Helen Bronte-Stewart, director of the Stanford Movement Disorders Center, and her team are working on an adaptive deep brain stimulation system for the condition that uses a sensor worn on the wrist to detect symptoms including a freezing gait and tremor. This wristband is linked to an implant in the brain through Bluetooth technology, which produces tiny electrical signals in the patient’s brain according to their symptoms in near real-time.

“We now know a lot more about the relevant neural signals than we did a few years’ ago,” says Bronte-Stewart.

But to accurately monitor and treat diseases in this way, individual neurons need to be tapped with incredible precision. Current electrode technology makes this difficult as different electrodes are used to stimulate and record signals.

One team of researchers at the University of Melbourne, however, are using diamond-coated carbon fibres in the hope of creating arrays of electrodes that can do both jobs for individual neurons.

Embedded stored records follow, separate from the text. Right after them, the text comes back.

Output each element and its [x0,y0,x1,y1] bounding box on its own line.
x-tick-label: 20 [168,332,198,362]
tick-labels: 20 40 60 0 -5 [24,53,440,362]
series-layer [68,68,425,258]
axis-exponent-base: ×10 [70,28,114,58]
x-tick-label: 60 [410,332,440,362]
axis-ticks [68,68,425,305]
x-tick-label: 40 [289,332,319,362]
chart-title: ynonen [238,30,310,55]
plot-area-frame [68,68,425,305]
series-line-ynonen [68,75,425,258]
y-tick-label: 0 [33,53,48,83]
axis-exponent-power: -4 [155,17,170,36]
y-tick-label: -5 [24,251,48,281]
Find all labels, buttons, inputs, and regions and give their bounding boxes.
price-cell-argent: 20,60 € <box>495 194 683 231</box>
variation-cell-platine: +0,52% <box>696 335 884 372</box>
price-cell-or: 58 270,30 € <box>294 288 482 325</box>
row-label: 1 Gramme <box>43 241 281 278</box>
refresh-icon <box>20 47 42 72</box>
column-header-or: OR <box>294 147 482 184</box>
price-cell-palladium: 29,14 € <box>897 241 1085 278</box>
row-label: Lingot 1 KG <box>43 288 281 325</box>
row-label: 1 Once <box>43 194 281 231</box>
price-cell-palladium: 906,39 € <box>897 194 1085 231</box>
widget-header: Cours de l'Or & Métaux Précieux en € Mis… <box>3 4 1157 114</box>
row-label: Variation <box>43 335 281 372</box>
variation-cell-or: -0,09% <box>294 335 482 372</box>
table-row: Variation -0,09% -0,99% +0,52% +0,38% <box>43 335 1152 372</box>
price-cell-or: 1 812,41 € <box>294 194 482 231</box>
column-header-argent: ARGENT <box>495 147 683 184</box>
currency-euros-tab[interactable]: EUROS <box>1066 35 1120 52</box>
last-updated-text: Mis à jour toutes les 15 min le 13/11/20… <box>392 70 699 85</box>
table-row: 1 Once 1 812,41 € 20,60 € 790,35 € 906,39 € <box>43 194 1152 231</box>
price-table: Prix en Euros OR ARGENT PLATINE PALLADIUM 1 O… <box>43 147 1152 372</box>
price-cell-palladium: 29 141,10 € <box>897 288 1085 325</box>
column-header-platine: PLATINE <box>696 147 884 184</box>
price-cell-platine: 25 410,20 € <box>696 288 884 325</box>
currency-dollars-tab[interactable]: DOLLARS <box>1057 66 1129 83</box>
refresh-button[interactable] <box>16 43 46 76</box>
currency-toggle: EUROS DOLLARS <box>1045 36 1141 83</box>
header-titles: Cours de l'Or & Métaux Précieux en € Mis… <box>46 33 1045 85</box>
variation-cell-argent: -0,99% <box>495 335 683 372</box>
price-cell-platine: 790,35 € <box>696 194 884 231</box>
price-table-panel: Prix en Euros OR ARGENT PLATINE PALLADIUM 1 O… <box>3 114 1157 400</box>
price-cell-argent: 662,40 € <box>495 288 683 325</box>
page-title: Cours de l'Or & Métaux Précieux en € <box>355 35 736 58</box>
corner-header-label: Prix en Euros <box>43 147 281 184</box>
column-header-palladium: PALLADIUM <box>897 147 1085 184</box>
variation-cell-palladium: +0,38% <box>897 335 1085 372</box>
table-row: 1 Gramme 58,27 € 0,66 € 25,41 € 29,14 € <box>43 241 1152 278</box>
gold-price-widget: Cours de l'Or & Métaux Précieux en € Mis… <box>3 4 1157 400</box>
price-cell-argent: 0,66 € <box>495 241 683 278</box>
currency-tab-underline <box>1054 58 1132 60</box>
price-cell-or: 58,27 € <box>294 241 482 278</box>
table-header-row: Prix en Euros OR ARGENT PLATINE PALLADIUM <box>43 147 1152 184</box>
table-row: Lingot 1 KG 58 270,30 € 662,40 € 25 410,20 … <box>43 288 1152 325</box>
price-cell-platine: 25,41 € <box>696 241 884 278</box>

“With our electrodes, I see an opportunity to address debilitating diseases such as Parkinson’s, dementia, chronic pain and, maybe even, depression,” says Melanie Stamp, who is part of the research team at the University of Melbourne. While the carbon fibres should also be biocompatible, meaning they reduce the risk of the patient’s body rejecting the implant, Stamp cautions they are still to perform any clinical trials, which will be an important test of the new electrodes performance and safety.

And this highlights an important point for all implantable devices. The invasive nature of surgically attaching electrical devices to nerves means they need to be rigorous assessed to ensure they will not trigger any harmful, unintended reactions from patient’s bodies.

But there may be ways to avoid the need for surgery all together.

“For instance, brain stimulation techniques with focused ultrasound are being developed, that do not need electrodes to be implanted into the brain,” explains Fleur Zeldenrust, a neurophysiologist at Radboud University in the Netherlands who studies how the structure of the brain links to its function. “This can, of course, be a great help to patients, as implantation of electrodes always includes some risk. But this also means it becomes easier to manipulate brain activity, with all the ethical implications that come with that.”

There may, however, be limitations to how many conditions can be treated. The brain does not exist in silos, but is a highly distributed and interlinked system, adds Zeldenrust.

“The processing that’s being done in our brain is very distributed,” she says “But a deep brain stimulation electrode influences all cells surrounding one location simultaneously and that will only activate the neurons around it.”

This means treating a broader range of symptoms caused by complex disorders will be difficult as some neurons would need to be stimulated but not others at multiple locations at different times. This is not possible at the moment.

But despite the many technical and regulatory hurdles that still exist, a recent report from The Royal Society in the UK concluded that the next generation of neural interfaces implants could bring wide-ranging benefits.

“In medicine, neural technologies are set to mature and expand significantly in the coming decades, potentially overtaking pharmaceuticals in efficacy in some areas,” it says.

It raises the possibility that a visit in the doctor could soon end with us downloading an algorithm rather than popping pills to make ourselves feel better.